On 6 July 2020, all services were suspended until further notice, due to severe damage caused by the rainfall, including the complete destruction of a large bridge over the Kuma River. In May 2021, it was officially announced that the line would be restored as a railway. Restoration work is estimated to cost around 4.6 billion yen, with the national government paying 97.5% of it, with the remaining 2.5% being paid by local governments.

Kumagawa Railway announced on 9 November 2021 the planned resumption of services starting from 28 November 2021 between Yunomae Station and Higo-Nishinomura Station. Trial runs will be conducted between 19 and 21 November, and training runs will be conducted between 22 and 27 November. Services resumed between Yunomae Station and Higo-Nishinomura Station on 28 November 2021.
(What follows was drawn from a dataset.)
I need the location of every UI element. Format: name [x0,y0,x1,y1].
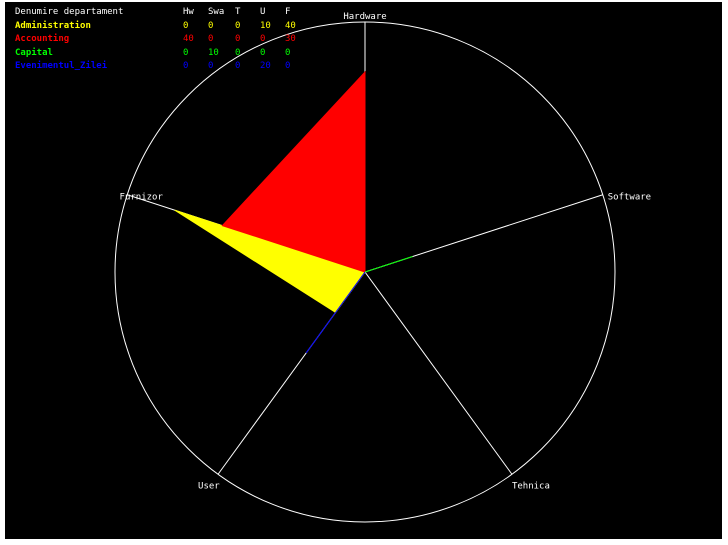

On 23 March 2026, the company announced that the rest of the line to Hitoyoshi-Onsen Station will resume operations on 20 September 2026, with Kawamura Station being relocated to a different location after the flood and hence renamed Sagara-Toshima and Higashi-Taragi Station renamed to Taragi-Shōrenji.

==Basic data==
- Distance: 24.8 km / 15.4 mi.
- Gauge:
- Stations: 14
- Double-track line: None
- Electric supply: Not electrified
- Railway signalling
  - Hitoyoshi-Onsen – Asagiri: Tablet token
  - Asagiri – Yunomae: Staff token
- Stations with passing loops: 1 (Asagiri Station)

== Stations ==

| No. | Station | Japanese | Distance (km) | Notes | Location |  |
| 1 | Hitoyoshi-Onsen Station | 人吉温泉 | 0.0 | formerly Hitoyoshi Connection to JR Kyushu Hisatsu Line (Hitoyoshi Station) | Hitoyoshi | Kumamoto |
| 2 | Sagarahan-Ganjōji Station | 相良藩願成寺 | 1.5 | formerly Higashi-Hitoyoshi |
| 3 | Kawamura Station | 川村 | 4.4 |  | Sagara |
| 4 | Higo-Nishinomura Station | 肥後西村 | 5.8 |  | Nishiki |
| 5 | Ichibu Station | 一武 | 9.2 |  |
| 6 | Kinoe Station | 木上 | 11.3 |  |
| 7 | Okadome-Kōfuku Station | おかどめ幸福 | 13.0 |  | Asagiri |
| 8 | Asagiri Station | あさぎり | 15.0 | formerly Menda |
| 9 | Higashi-Menda Station | 東免田 | 17.4 |  |
| 10 | Kōritsubyōinmae Station | 公立病院前 | 18.5 |  | Taragi |
| 11 | Taragi Station | 多良木 | 19.8 |  |
| 12 | Higashi-Taragi Station | 東多良木 | 21.7 |  |
| 13 | Shin-Tsuruba Station | 新鶴羽 | 23.3 |  |
| 14 | Yunomae Station | 湯前 | 24.8 |  | Yunomae |

==Financial situation==
The company's railway operations have not produced an operating profit since its creation in 1989, and in fiscal 2011, it had operating profit losses of 120.76 million yen.

==Rolling stock==
As of June 2012, the company operates a fleet of eight diesel cars. With the exception of two tourist trains, these were scheduled to be replaced by five new diesel cars between fiscal 2013 and 2014. The new trains were designed by industrial designer Eiji Mitooka. The new trains are now in service.

All five diesel cars were inundated at Hitoyoshi Onsen Station during torrential rains on 4 July 2020.